The full statement is below:
A Statement from Roger Waters on the controversy over his Berlin Concert
My recent performance in Berlin has attracted bad faith attacks from those who want to smear and silence me because they disagree with my political views and moral principles.
The elements of my performance that have been questioned are quite clearly a statement in opposition to fascism, injustice, and bigotry in all its forms. Attempts to portray those elements as something else are disingenuous and politically motivated. The depiction of an unhinged fascist demagogue has been a feature of my shows since Pink Floyd’s The Wall in 1980.
I have spent my entire life speaking out against authoritarianism and oppression wherever I see it. When I was a child after the war, the name of Anne Frank was often spoken in our house, she became a permanent reminder of what happens when fascism is left unchecked. My parents fought the Nazis in World War II, with my father paying the ultimate price.
Regardless of the consequences of the attacks against me, I will continue to condemn injustice and all those who perpetrate it.

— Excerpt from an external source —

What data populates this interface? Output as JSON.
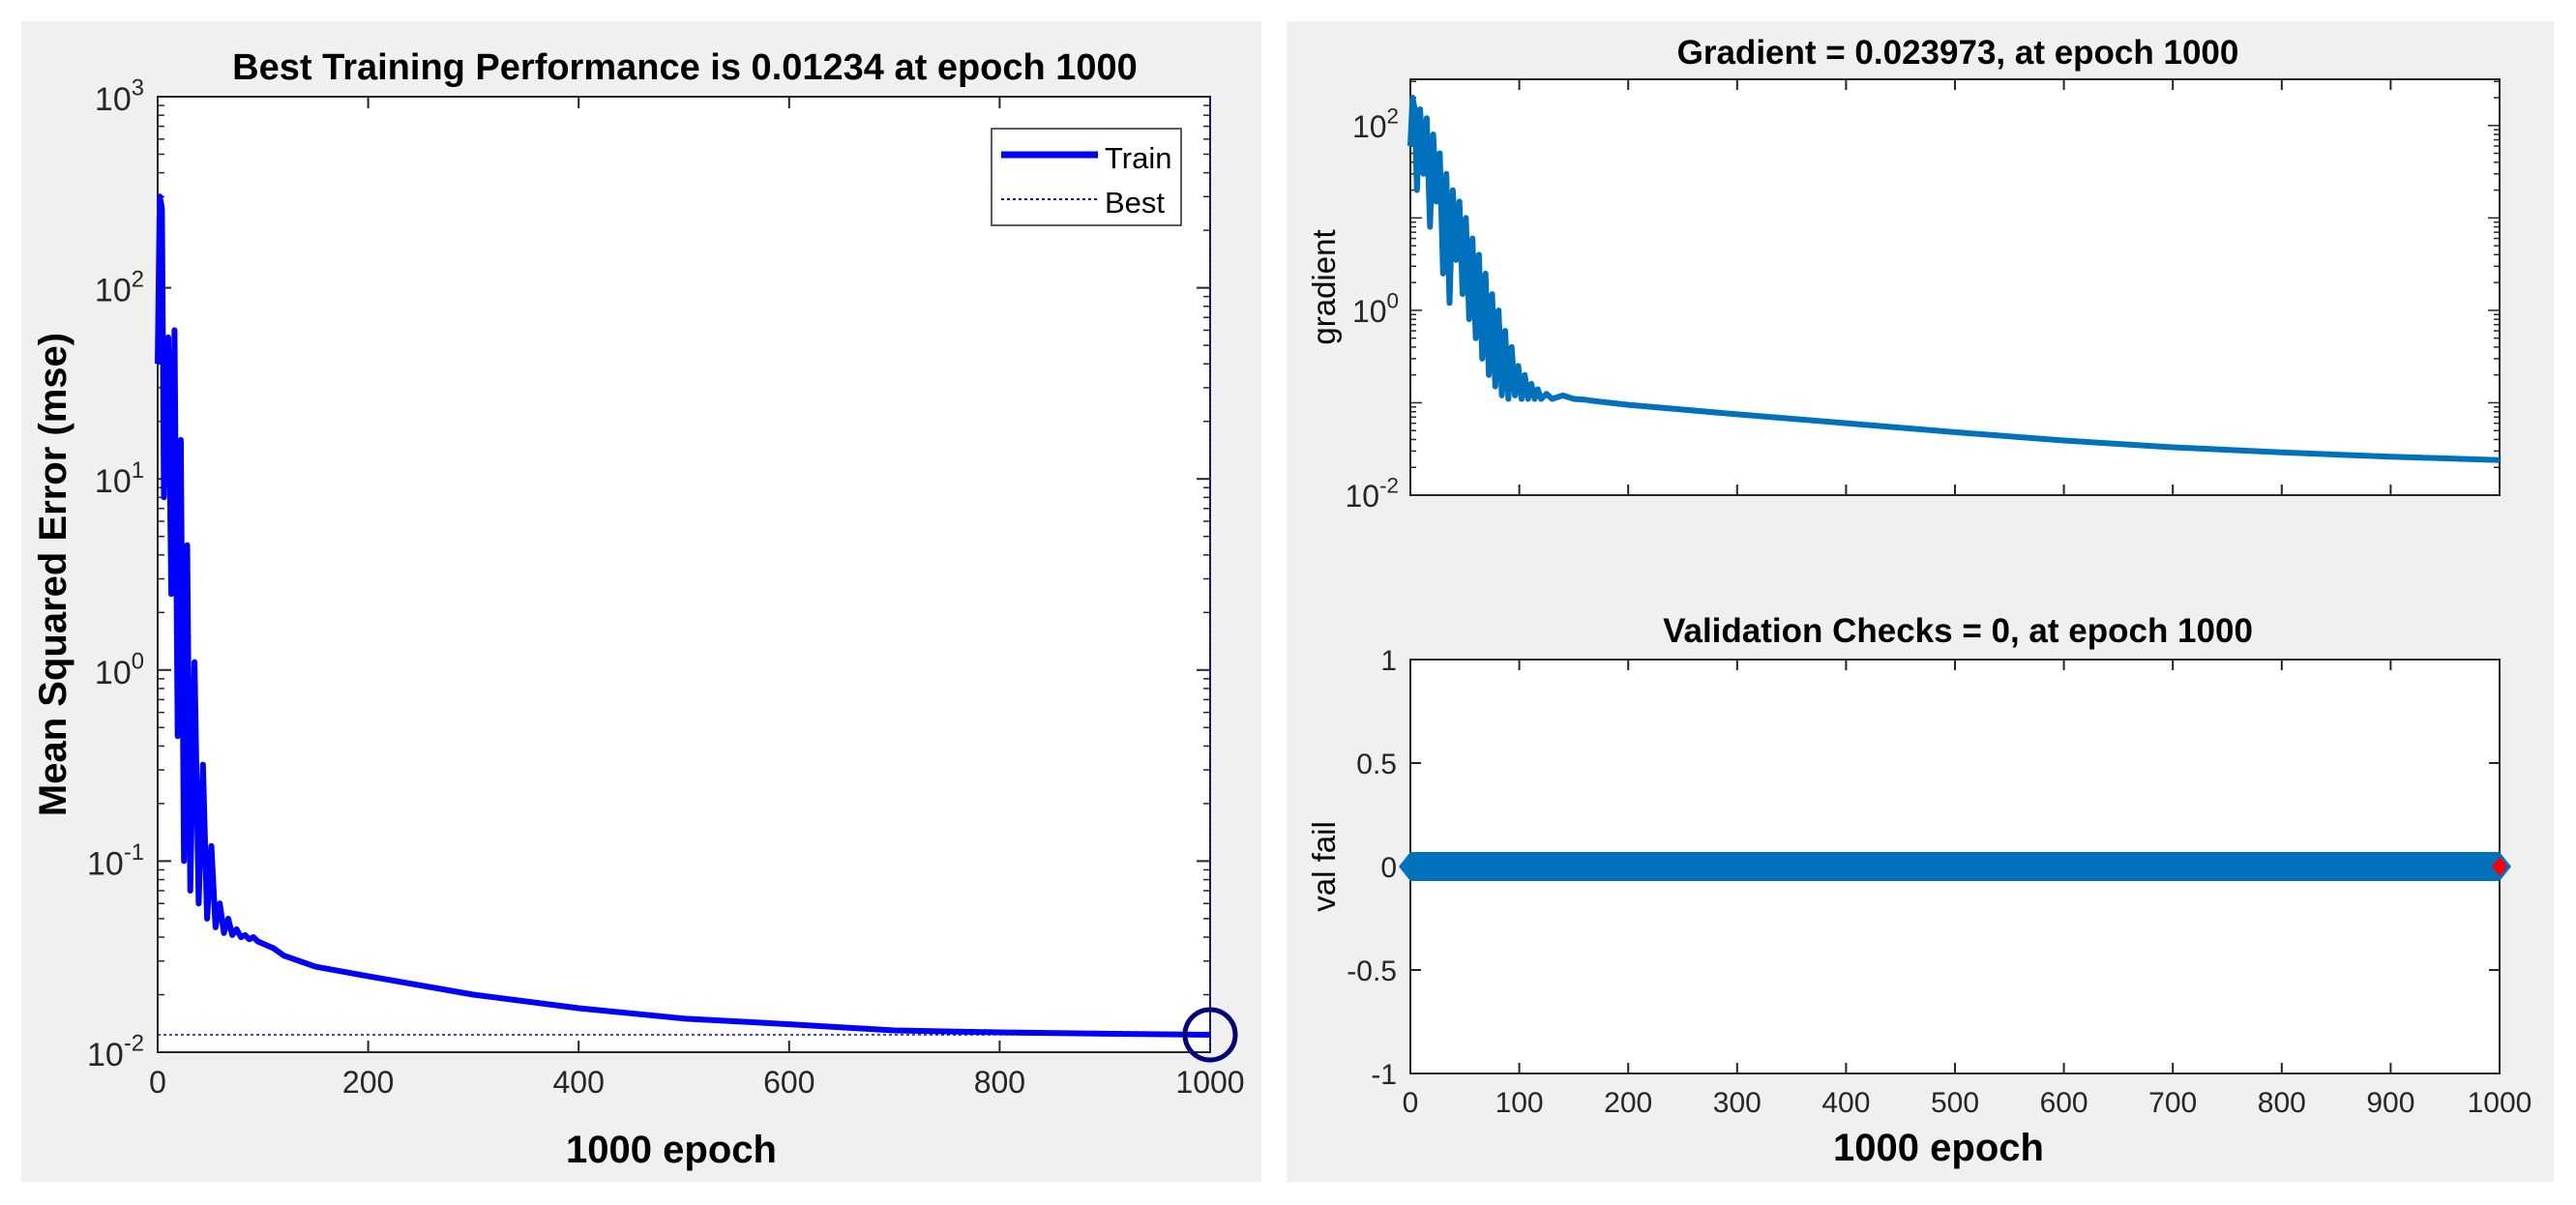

Also during Waters’ performances at the Mercedes-Benz Arena, screens displayed the names of victims Waters believes were killed by governments, including Mahsa Amini, an Iranian woman beaten to death by the country’s “morality police”; George Floyd; and activist Sophie Scholl, a German student and anti-Nazi political activist who was beheaded via guillotine in 1943 after being convicted of high treason for distributing anti-war leaflets at the University Of Munich.
Anne Frank’s name flashed immediately before Shireen Abu Akleh, a veteran Palestinian-American journalist who is believed to have been killed last May by shots from Israeli soldiers during a shootout with Palestinian militants. The Jerusalem Post reported that the juxtaposition of images sparked “outrage from Israeli and Jewish activists and officials around the world.”